The Ninth Circuit today took on the issue of whether lying directly to a judge is the same thing as lying to, like, people the judge knows. Quoting from Judge Susan Graber’s opinion:
Any person who knowingly and willfully makes a materially false statement to the federal government is subject to criminal liability under 18 U.S.C. § 1001(a). Congress chose to exempt from criminal liability, however, false statements submitted to a judge by a party to a judicial proceeding. 18 U.S.C. § 1001(b). We must decide whether the exception in § 1001(b) for “statements . . . submitted by [a] party . . . to a judge” encompasses a false statement submitted to the judge in a presentence report (“PSR”), when the defendant in a criminal proceeding made the false statement to the probation officer during the defendant’s presentence interview, rather than to the judge directly.
The defendant, William Cody Horvath, had pleaded guilty to being a fugitive in possession of a firearm. In the process of copping his plea, Bill tried to buffalo his way past the judge with the assertion that he’d served in the Marine Corps. Maybe he figured he’d do less time for illegally possessing a gun if the court thought he kept it clean, and could field strip it in under a minute.
Horvath knows, apparently, that a good lie is in the details: He awarded himself a Purple Heart for action in Panama, and the trial judge bought his story. Unfortunately for Horvath, though, the panel paid a lot of attention to other details.
The absence of documentary confirmation from the Marine Corps led the district court to question Defendant at the sentencing hearing about his alleged military service. Defendant was not put under oath, but his answers ultimately convinced the court of the truthfulness of his fabrications. In sentencing Defendant, the court relied on several mitigating factors, including Defendant’s military service, to impose a lenient sentence: “I am going to go out on a limb in this case, Mr. Horvath, and what I’m going to do is put you on probation.”
Four years later, the government somehow discovers that Horvath is only about as honest as you’d expect an armed fugitive to be, and filed charges. Horvath’s lawyer argued that, his client having lied to a judge and to a probation officer required to file his findings to a judge, the case should be dismissed due to that exception in 18 U.S.C. § 1001 about it being more okay to lie to judges than to the other two branches of government.

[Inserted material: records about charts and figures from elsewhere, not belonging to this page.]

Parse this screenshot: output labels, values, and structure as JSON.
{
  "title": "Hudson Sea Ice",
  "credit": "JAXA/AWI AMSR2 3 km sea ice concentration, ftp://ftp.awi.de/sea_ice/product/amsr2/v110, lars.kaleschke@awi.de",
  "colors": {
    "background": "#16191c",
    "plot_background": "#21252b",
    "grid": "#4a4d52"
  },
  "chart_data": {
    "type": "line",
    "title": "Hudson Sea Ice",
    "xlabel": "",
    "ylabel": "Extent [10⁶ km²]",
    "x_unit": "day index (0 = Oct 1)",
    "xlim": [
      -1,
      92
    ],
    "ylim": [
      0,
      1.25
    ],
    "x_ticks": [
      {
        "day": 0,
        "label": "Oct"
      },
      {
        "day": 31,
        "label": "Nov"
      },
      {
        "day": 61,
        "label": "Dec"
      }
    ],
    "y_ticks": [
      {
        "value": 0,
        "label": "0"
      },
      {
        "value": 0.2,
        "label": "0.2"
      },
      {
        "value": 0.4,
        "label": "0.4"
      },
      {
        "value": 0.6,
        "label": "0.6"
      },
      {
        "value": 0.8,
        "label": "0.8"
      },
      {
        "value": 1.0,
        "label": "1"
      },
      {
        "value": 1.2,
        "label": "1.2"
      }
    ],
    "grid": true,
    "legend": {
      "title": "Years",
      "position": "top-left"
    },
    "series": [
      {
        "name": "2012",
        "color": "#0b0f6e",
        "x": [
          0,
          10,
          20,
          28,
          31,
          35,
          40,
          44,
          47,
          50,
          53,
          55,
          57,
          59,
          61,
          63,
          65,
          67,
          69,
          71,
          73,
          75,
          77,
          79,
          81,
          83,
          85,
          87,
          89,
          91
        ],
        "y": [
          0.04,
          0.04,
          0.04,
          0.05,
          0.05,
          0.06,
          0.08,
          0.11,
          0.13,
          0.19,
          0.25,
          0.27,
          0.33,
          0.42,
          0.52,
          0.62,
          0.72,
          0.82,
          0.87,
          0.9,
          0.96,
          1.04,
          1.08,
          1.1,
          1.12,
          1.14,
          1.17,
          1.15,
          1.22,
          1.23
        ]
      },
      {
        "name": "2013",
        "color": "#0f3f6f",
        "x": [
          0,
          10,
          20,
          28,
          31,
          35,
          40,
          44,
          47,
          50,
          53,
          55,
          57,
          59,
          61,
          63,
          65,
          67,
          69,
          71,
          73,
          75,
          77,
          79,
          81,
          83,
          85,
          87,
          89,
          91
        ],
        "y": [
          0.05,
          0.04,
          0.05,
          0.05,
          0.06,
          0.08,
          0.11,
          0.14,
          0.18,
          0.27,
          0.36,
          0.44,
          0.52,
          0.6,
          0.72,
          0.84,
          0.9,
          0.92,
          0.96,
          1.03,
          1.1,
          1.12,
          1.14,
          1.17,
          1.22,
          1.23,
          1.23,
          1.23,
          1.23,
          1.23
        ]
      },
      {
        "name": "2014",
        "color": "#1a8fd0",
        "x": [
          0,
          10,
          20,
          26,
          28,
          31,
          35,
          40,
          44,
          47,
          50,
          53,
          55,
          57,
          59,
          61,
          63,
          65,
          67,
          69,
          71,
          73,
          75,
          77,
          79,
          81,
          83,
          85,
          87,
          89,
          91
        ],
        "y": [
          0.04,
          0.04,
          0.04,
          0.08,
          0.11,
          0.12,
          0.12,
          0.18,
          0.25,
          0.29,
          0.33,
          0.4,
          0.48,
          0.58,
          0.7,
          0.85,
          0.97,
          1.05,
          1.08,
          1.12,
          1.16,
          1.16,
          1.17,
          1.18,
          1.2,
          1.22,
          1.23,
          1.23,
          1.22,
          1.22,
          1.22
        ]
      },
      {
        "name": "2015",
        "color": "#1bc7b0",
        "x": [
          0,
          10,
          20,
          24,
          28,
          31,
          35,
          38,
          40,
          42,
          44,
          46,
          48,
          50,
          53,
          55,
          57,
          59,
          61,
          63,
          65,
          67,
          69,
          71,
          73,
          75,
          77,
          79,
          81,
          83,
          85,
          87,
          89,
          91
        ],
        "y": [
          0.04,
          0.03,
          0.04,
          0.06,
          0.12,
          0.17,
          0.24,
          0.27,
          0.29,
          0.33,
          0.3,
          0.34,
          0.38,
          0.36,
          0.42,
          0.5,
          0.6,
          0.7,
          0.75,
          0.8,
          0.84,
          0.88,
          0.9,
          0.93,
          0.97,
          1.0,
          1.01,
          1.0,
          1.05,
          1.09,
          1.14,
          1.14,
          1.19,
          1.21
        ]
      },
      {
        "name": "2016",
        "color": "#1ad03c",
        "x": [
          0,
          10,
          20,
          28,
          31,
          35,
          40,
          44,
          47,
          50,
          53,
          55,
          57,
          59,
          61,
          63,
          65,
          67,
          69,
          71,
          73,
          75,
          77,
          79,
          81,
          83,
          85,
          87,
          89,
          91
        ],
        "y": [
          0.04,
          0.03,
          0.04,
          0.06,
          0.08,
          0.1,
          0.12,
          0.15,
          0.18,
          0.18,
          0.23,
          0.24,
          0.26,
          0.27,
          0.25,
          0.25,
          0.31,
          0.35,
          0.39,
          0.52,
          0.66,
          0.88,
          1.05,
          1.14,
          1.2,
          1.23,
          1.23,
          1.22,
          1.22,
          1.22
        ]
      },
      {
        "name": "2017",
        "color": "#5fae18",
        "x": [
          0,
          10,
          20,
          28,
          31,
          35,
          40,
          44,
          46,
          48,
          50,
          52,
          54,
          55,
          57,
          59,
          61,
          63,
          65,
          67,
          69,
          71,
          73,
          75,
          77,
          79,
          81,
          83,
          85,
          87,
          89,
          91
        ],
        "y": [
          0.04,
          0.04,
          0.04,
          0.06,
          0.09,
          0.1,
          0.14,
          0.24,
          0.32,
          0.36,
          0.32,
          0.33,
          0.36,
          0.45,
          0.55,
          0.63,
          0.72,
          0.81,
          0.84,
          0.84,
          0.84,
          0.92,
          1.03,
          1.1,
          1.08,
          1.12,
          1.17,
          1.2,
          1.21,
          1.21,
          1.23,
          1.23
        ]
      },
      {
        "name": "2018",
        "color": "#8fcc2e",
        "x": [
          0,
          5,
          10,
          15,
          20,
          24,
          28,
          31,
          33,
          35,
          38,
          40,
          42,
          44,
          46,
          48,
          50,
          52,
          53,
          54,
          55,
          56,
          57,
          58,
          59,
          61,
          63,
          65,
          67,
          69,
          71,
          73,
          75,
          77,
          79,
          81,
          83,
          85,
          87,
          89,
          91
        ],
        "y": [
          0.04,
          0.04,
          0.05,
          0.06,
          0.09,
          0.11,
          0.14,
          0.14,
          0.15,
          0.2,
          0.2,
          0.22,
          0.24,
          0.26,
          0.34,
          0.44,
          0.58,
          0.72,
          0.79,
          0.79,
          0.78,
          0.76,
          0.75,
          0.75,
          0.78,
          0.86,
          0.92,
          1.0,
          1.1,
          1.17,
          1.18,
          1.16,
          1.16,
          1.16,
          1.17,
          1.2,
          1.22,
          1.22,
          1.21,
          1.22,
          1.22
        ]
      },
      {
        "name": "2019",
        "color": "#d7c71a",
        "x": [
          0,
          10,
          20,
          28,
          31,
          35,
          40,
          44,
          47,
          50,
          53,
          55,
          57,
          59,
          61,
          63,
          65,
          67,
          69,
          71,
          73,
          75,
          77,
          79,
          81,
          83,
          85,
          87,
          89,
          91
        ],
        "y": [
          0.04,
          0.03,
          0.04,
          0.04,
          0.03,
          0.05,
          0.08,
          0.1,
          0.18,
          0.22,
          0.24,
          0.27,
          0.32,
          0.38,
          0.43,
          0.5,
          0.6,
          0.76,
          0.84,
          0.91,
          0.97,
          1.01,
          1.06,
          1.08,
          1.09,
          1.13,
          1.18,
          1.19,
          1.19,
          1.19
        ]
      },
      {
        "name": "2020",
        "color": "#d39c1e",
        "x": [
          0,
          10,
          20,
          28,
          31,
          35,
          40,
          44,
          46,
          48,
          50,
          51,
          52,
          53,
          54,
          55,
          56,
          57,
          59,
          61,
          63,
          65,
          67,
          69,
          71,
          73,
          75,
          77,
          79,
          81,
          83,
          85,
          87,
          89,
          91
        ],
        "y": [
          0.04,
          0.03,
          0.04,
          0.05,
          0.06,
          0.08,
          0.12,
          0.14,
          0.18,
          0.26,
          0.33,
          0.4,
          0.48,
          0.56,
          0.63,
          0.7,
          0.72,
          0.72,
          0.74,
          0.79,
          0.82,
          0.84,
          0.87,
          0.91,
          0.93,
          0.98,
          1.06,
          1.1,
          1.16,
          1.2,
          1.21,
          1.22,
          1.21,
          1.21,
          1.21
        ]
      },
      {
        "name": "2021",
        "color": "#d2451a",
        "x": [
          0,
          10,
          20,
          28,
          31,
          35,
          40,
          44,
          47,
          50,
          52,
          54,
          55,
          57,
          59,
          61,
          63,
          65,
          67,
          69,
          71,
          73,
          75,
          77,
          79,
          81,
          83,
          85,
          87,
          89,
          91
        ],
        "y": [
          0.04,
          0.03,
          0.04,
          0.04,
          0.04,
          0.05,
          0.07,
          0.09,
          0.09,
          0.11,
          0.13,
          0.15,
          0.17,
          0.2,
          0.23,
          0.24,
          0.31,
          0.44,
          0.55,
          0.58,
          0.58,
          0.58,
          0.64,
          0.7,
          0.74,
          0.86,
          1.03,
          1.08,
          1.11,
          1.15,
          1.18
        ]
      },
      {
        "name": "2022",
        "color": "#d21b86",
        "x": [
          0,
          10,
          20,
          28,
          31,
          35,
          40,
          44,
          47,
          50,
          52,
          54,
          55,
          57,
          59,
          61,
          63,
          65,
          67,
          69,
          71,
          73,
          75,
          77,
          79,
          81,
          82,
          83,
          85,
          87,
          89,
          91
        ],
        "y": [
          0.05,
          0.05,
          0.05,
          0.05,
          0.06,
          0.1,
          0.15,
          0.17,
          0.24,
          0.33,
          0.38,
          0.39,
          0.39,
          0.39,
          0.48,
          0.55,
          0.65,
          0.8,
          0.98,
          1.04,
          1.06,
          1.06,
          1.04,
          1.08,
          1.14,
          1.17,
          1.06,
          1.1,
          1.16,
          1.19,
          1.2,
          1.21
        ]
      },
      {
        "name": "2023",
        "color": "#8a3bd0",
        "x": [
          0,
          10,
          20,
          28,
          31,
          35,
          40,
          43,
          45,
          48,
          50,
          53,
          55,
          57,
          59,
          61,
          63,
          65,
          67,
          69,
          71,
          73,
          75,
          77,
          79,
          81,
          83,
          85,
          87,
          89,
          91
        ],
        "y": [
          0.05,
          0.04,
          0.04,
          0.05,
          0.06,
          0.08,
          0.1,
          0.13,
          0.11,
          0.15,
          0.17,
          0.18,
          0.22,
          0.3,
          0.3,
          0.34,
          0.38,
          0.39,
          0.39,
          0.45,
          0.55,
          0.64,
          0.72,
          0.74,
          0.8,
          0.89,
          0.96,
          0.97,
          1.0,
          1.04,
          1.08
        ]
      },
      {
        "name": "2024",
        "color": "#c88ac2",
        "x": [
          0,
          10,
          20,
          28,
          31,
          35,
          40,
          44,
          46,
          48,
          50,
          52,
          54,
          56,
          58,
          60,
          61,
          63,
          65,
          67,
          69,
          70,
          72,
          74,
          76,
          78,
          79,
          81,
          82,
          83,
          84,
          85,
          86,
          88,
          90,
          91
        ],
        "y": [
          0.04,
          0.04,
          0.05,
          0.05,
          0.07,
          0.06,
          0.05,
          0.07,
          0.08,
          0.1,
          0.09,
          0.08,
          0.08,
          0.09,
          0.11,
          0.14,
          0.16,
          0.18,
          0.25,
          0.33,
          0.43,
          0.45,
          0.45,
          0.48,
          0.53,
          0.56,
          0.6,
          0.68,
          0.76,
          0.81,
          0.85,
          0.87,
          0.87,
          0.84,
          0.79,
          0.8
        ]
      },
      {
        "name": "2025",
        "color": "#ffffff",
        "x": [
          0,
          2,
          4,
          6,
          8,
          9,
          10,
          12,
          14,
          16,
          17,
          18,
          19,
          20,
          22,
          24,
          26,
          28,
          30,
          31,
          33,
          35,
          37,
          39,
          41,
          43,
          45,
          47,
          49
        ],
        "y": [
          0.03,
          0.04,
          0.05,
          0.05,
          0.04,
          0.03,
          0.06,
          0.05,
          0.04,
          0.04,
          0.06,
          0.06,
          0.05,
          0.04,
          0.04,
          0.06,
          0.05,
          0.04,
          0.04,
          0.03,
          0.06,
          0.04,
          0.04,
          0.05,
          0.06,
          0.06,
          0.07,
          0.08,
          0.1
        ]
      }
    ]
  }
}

Graber, with Judge Harry Pregerson watching her back, picked apart the statute for a fine-point ruling:
We hold that when, but only when, the probation officer is required by law to include such a statement in the PSR and to submit the PSR to the judge, the statement falls within the exception in § 1001(b). We therefore reverse the district court’s denial of Defendant’s motion to dismiss the indictment.
In dissent, Judge Pamela Rymer makes the point finer. She argues that while a clerk who merely hands a document to a judge is a conduit rather than a filter, she disagrees with the majority’s take that the probation officer drafting a report to the court is the same empty transmitter, thus putting no layer between lying non-Marines and the judges they would deceive.
No matter how apparent it may be to my colleagues, it is not obvious to me that the probation officer “exercised no discretion in including Defendant’s false statement made during the presentence interview.” I am pretty sure that this information, like all information, was in the report because of the probation officer’s judgment that it should be.
Gracious in disagreement, though, Rymer launches her dissent thusly: “Given that the majority sees the statute differently from the way I do, I take comfort in its effort to craft a narrow rule.”
So, there you have it. United States v. Horvath is a finely tailored Ninth Circuit primer on what puts the lie in liability.
— Brian McDonough


This guy better hope he doesn't run across any real Marines.